Uma parte da geração de direita que está hoje no poder ou o orbita teve
formação intelectual. Não aderiu a um partido apenas como quem adere a um clube
de futebol (embora muitas vezes aja como se o tivesse feito): casuisticamente,
por inércia, seguidismo ou tradição familiar. Tratou de encontrar leituras filosóficas
e políticas que fundamentassem a sua escolha ou inclinação natural.
Em muitos casos, deve dizer-se, a procura literária visou apaziguar a
suspeita instintiva e embaraçosa de que há algo de errado com o privilégio que
se tem ou ambiciona. O método consiste em soterrar a dúvida, o mal-estar, o escrúpulo
ou o remorso com umas dezenas de volumes e autores. Ao fim de uma curta
biblioteca, fica-se apto a considerar um bem universal a existência de ricos e classes
favorecidas. Faz-se até equivaler o pragmatismo capitalista (que opera no
pressuposto de que o homem é ambicioso por natureza e isso é inelutável) a uma
legitimação das castas.
Alguns dos que percorreram com empenho a biblioteca acreditam genuinamente
nela e desejam mesmo, com sinceridade e bons sentimentos, que ela funcione para
o bem geral. Outros frequentaram-na apenas o suficiente para obterem o seu
alibi. Se o ideário direitista se revelar um logro, tanto pior para a classe
média, desde que eles o possam continuar a apresentar como bibliografia
recomendada.
As jotas partidárias, contudo, funcionam numa lógica ainda mais
mesquinha, mesmo quando se servem — geralmente em segunda mão — da mesma biblioteca.
É por isso que a JS se pode equivaler, não só operacionalmente, à JSD e à JP: pela
lógica da seita que acomoda os movimentos, as estratégias, as tácticas e os
objectivos dos grupos. Aqui já não se trata de grupos ou classes socais tomados
intemporal e universalmente, mas de um conjunto delimitado e identificado de
elementos que se visa proteger e favorecer.
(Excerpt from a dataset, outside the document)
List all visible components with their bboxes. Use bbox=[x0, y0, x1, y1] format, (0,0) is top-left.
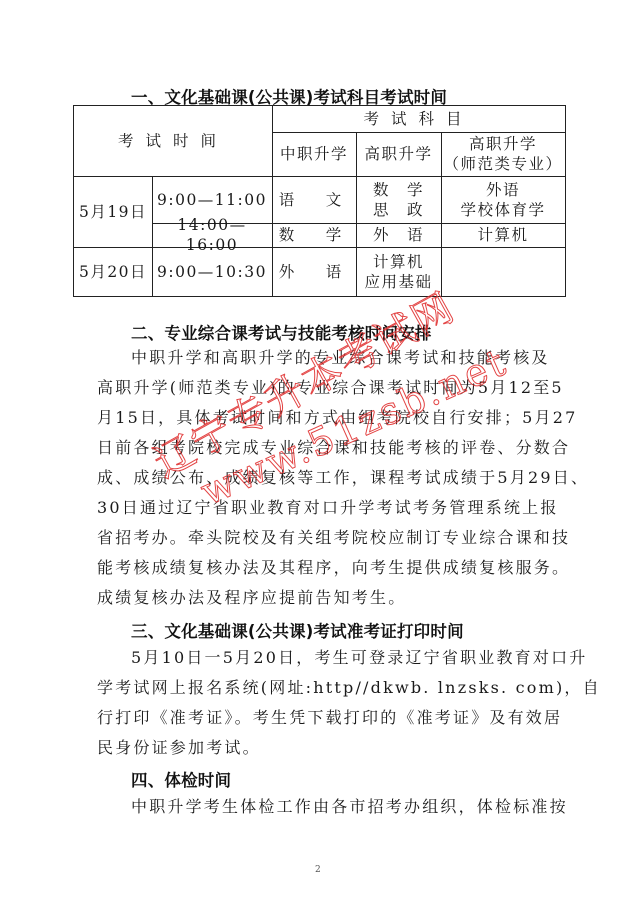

A equivalência entre as jotas e as
claques de futebol, no estilo, nos valores e nos métodos, não é fútil.
Quando Hugo Soares e os cinco anónimos deputados da JSD propõem um
referendo sobre a co-adopção não estão a tentar ser irreverentes e ousados de
uma forma moderna (na sociedade actual, o conservadorismo é mais irreverente do
que o esquerdismo clássico e por isso alguns o adoptaram) — estão a ser
solidários e a agir em articulação com os seus irmãos jotas hoje no poder. É
uma espécie de maçonaria ou Opus Dei, ainda que sem transversalidade partidária,
com circunscrição clubística. Os seus elementos devem mais lealdade à seita do
que ao partido, e muito mais do que à sociedade.
Que a recusa da co-adopção seja também uma das bandeiras conservadoras
é apenas uma coincidência feliz. O mais importante era a manobra dilatória — e
captar as atenções, obter protagonismo. Os valores ou princípios são instrumentos,
caprichos, ferramentas levantadas mais ou menos ao acaso do armário disponível
na sede partidária. Exceptuando um punhado de idealistas geralmente sem
expressão, os jotas apenas visam obter poder e privilégios dentro do sistema,
contra o resto da comunidade — esta é a triste realidade.